La abrumadora alza de precios de los alimentos, que desde finales del año pasado sigue en aumento, es atribuida por este remedo de Gobierno a las asonadas en que degeneraron las justas protestas populares precedentes. Es parcialmente cierto. También lo es que su causa, desarrollo y resultado forman parte del inmenso corpus de chambonadas que acumulan Duque y su comparsa de ineptos y corruptos. En cuya inacabable lista aparece también su absoluta quietud –e indiferencia- para controlar los precios.
Pero, justo es decirlo, hay otra causa silenciosa, casi indetectable: cada vez más jóvenes abandonan campos y labores agrícolas. Es frecuente escuchar que labriegos ya mayores alquilaron o vendieron sus estancias, porque hijos y nietos no quisieron heredar el oficio de sembrar, desherbar, socolar y cosechar. Así, las tierras son destinadas por sus nuevos propietarios o arrendatarios al cultivo de aguacates, acelerando el desecamiento de riachuelos y quebradas que surten los acueductos rurales y de pueblecitos. En el mejor de los casos, son destinados a agricultura industrial, cuyos frutos no hacen parte de la canasta familiar.
Yucas, plátanos, tomates, maíces y otros cultivos de pancoger que se ofrecen en las plazas de mercado, son ‘importados’. Ya no se consiguen los que solían sembrar en el contorno, recién recolectados e incontaminados de químicos, que pasaban del sembrador al consumidor sin intermediarios y a precios razonables. Ahora los traen de lugares lejanos, incluso del extranjero, después de pasar por muchas manos y superar el filtro de las mafias que controlan su comercio; envenenados con herbicidas, fungicidas y, tal vez, homicidas, a costos aún más venenosos.
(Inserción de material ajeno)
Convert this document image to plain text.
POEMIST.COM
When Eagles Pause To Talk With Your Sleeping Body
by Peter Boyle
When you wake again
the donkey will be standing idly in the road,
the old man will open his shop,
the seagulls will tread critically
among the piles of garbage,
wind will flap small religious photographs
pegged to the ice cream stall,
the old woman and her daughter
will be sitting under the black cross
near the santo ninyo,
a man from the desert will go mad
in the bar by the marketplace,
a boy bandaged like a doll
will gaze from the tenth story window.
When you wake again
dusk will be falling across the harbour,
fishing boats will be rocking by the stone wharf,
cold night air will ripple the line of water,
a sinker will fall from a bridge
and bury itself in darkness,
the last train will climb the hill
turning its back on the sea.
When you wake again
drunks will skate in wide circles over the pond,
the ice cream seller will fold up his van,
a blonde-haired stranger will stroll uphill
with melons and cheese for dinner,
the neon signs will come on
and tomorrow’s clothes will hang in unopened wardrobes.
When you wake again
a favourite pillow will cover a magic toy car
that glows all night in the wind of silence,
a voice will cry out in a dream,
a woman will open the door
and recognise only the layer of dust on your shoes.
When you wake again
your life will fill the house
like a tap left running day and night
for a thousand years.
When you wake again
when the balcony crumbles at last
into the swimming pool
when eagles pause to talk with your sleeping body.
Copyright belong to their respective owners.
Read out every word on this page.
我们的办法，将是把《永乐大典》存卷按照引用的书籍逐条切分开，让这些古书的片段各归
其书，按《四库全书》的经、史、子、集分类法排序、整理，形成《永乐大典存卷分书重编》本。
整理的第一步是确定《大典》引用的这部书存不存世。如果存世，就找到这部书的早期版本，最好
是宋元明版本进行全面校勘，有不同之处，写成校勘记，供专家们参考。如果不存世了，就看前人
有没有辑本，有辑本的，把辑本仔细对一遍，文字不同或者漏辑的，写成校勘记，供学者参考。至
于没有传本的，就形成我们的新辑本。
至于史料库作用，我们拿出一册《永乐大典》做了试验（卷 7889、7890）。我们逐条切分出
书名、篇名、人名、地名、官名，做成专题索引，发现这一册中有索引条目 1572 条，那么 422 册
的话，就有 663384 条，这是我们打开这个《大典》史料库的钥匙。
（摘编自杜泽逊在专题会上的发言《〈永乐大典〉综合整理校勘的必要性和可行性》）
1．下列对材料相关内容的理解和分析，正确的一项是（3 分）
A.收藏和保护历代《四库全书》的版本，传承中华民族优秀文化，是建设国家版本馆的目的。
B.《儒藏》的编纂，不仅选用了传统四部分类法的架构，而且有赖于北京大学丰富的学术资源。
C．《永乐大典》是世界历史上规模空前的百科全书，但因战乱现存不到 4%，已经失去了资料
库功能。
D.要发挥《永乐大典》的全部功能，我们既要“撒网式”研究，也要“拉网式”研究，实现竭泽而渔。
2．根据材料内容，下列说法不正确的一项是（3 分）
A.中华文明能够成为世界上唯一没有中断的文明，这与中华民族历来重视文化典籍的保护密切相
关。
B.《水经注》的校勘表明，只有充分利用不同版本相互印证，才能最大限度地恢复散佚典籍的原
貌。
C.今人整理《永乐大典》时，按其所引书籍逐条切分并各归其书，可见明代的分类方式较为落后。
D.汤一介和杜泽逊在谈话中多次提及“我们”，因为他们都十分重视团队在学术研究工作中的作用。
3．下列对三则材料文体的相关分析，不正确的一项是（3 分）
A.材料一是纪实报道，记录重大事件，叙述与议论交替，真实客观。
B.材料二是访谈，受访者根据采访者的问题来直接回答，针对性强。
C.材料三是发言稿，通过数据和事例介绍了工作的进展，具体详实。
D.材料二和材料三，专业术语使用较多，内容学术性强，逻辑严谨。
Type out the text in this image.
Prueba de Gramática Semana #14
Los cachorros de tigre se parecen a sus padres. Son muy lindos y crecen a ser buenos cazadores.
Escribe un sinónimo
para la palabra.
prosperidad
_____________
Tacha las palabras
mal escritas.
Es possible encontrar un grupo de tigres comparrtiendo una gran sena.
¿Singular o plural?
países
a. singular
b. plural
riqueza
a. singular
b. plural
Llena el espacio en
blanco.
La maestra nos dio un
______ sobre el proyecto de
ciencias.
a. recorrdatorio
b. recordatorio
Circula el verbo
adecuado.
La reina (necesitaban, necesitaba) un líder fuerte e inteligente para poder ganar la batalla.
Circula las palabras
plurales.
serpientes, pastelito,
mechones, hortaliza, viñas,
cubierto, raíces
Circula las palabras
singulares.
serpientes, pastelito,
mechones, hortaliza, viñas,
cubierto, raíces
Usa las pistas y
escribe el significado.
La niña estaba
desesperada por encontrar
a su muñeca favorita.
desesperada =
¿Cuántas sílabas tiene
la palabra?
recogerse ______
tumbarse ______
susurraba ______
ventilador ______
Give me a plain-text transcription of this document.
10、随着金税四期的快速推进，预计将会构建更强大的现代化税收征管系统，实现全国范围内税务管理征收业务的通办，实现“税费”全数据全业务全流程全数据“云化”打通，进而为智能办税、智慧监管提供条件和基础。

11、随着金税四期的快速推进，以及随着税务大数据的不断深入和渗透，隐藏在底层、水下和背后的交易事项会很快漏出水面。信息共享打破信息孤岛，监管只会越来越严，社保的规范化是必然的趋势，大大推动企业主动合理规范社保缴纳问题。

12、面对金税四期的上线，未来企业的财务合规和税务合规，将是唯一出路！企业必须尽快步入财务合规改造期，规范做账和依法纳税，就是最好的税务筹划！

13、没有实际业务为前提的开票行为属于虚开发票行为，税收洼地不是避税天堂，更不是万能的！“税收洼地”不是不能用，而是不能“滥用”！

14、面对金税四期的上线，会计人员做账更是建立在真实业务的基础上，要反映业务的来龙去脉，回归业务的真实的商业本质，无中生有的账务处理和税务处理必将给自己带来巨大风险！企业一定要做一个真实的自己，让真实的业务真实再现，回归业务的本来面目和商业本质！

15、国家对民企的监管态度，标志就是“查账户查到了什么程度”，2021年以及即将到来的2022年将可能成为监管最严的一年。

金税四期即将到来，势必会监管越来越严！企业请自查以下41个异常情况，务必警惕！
Necesitado de alimentarse, el ciudadano paga lo que le piden o compra lo que puede, por no saber cuáles son los frutos de temporada, ni conocer otros. Está indefenso ante el abuso de los intermediarios, de los cuales también es víctima el vendedor minorista. La causa de esto también es la ausencia de autoridades; permanente, para consuelo de la putrecracia reinante.
Como los congresistas creen que el Capitolio es Colombia y legislan para minorías acomodadas o contra mayorías desacomodadas, todas citadinas, su idea de campo se reduce a cálculo de votos. Ni siquiera está en la mentalidad de Petro, que lo recorrió una y otra vez, y sabe cuánto obtener de sus habitantes.
Por eso, cuando el nuevo despoblamiento del sector rural llegue a sus oídos, se limitarán a endilgarle la causa de la carestía. Pero, en realidad, este éxodo -como los precedentes- es consecuencia de la ineficacia de un Estado configurado solo para mantenerse a sí mismo y programado para alimentar parásitos.
Los jóvenes campesinos se van para las ciudades, desesperanzados por la vida tan dura del campo y deslumbrados por el mundo de fantasía que muestran la televisión y las redes sociales. Como están en una edad en que el entorno familiar, los oficios ancestrales y su comarca les parecen insuficientes, reniegan de todo y salen a buscar lo que no han perdido. Solo unos pocos están respaldados por sus padres, para que estudien y “no pasen por las que yo he pasado”, como suele escucharse. Los más se establecen en invasiones, a vivir del rebusque o caen en la delincuencia. Muy pocos regresan: unos, porque son profesionales; otros, porque no tienen cómo. En los campos hay cada vez menos campesinos.
Hasta donde sé, ningún candidato se ha manifestado al respecto. Otro indicio de que cualquiera sea elegido, será más perjudicial que benéfico y le quedará grande la Presidencia. Nos tocará a sus 50 millones de víctimas aprender de las vacas: comer pasto. Vista la soledad de los campos, se dará en abundancia.